À ces mots, le fantôme disparut. Pendant un moment, une profonde stupeur pesa sur l’assemblée ; mais, d’un geste violent, Wirich chassa ses mauvaises impressions : « En chasse ! » cria-t-il avec un féroce ricanement. « En chasse ! » hurlèrent à leur tour les convives. Et l’on partit au milieu de la nuit noire et lugubre.

Pendant longtemps les serviteurs consternés purent entendre dans le lointain la troupe bruyante, dont les cris et les chants s’éteignirent dans la direction de l’OEdenwald. Le lendemain, le soleil ne se leva pas ; le jour des Morts fut blafard ; des nuages opaques couraient sur le ciel livide, et malgré le froid, un violent orage se déchaîna.

Cascade du Nideck
Cascade du Nideck

La montagne tremblait sur sa base et vacillait sous l’ouragan ; des éclairs immenses déchiraient le ciel dans toute son étendue, et au milieu de la pluie torrentielle, on vit des incendies éclater simultanément en plusieurs endroits de la forêt.
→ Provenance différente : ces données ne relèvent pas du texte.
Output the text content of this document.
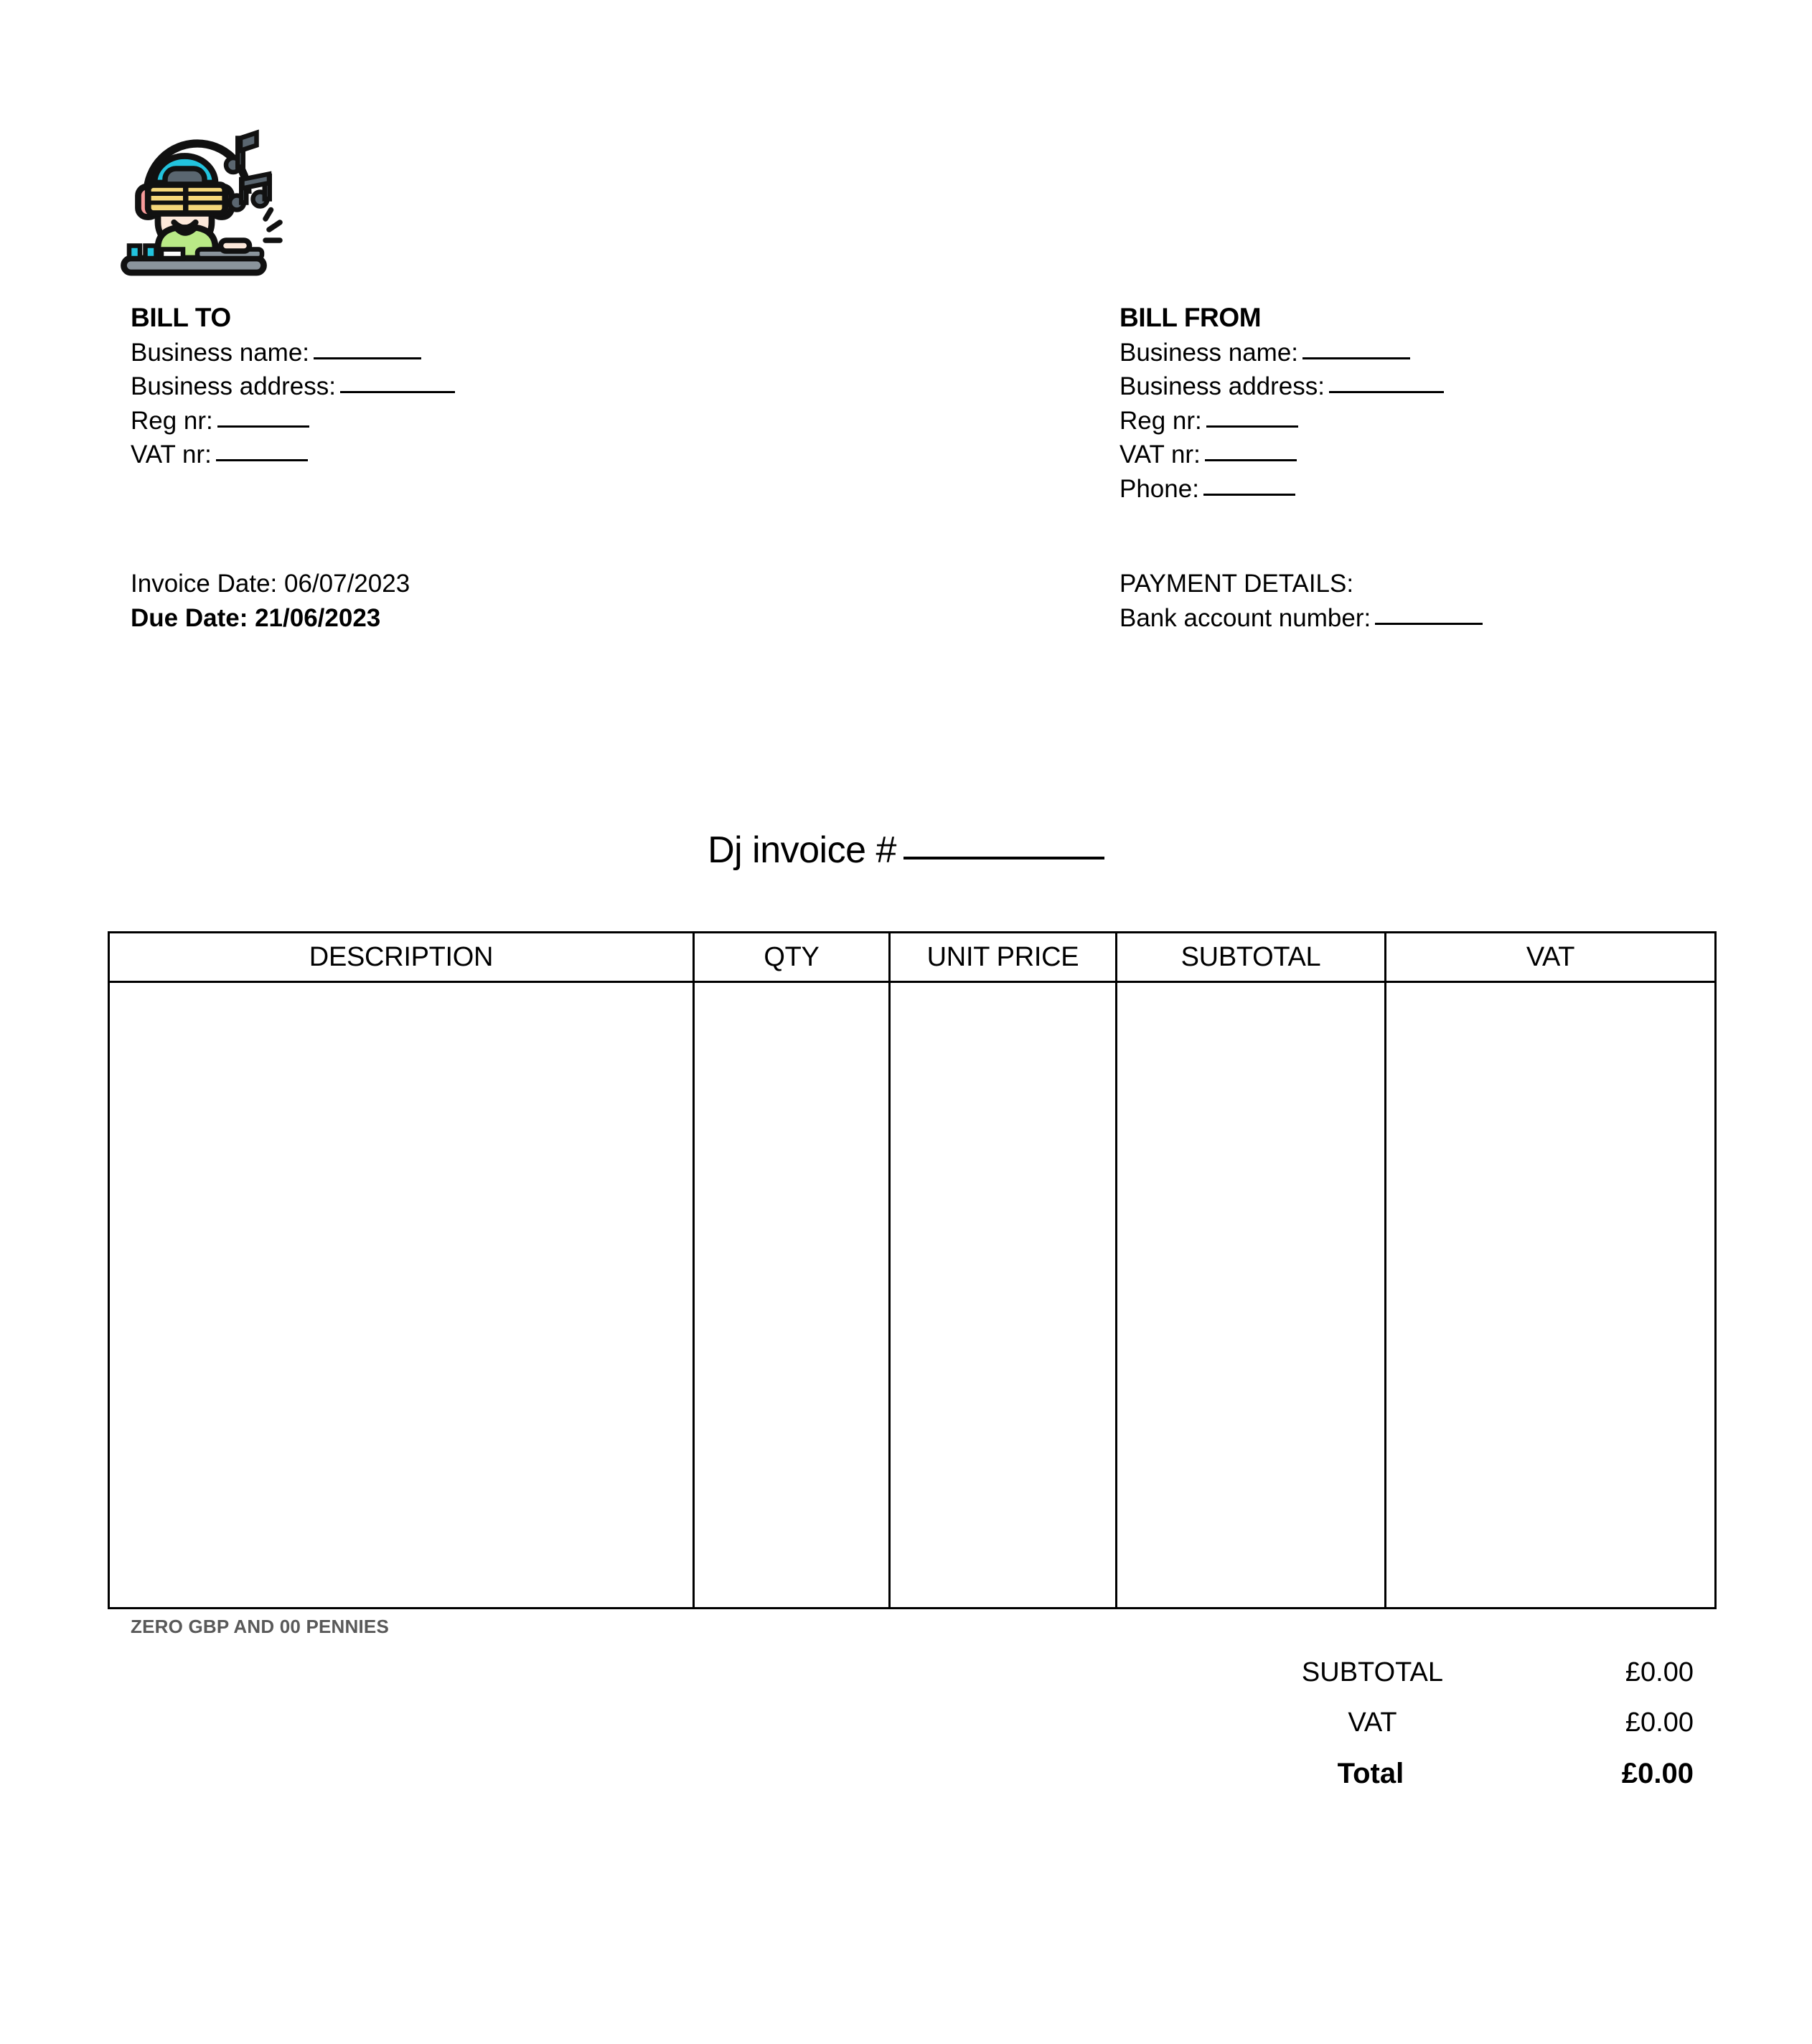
BILL TO
Business name:
Business address:
Reg nr:
VAT nr:
BILL FROM
Business name:
Business address:
Reg nr:
VAT nr:
Phone:
Invoice Date: 06/07/2023
Due Date: 21/06/2023
PAYMENT DETAILS:
Bank account number:
Dj invoice #
DESCRIPTION	QTY	UNIT PRICE	SUBTOTAL	VAT

ZERO GBP AND 00 PENNIES
SUBTOTAL	£0.00
VAT	£0.00
Total	£0.00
Cependant, malgré les terribles bruits de la nature révoltée, on entendait dans les airs des voix humaines, des clameurs de désespérés et des vociférations d’enragés.

À ce diabolique concert succéda un calme sinistre ; un silence de mort régna sur la vallée : les éléments étaient enfin apaisés. Le soir arriva, et puis la nuit, mais Wirich ne revint pas, ni aucun autre de sa bande ; on ne les revit jamais plus. Ils étaient tous perdus, anéantis, damnés.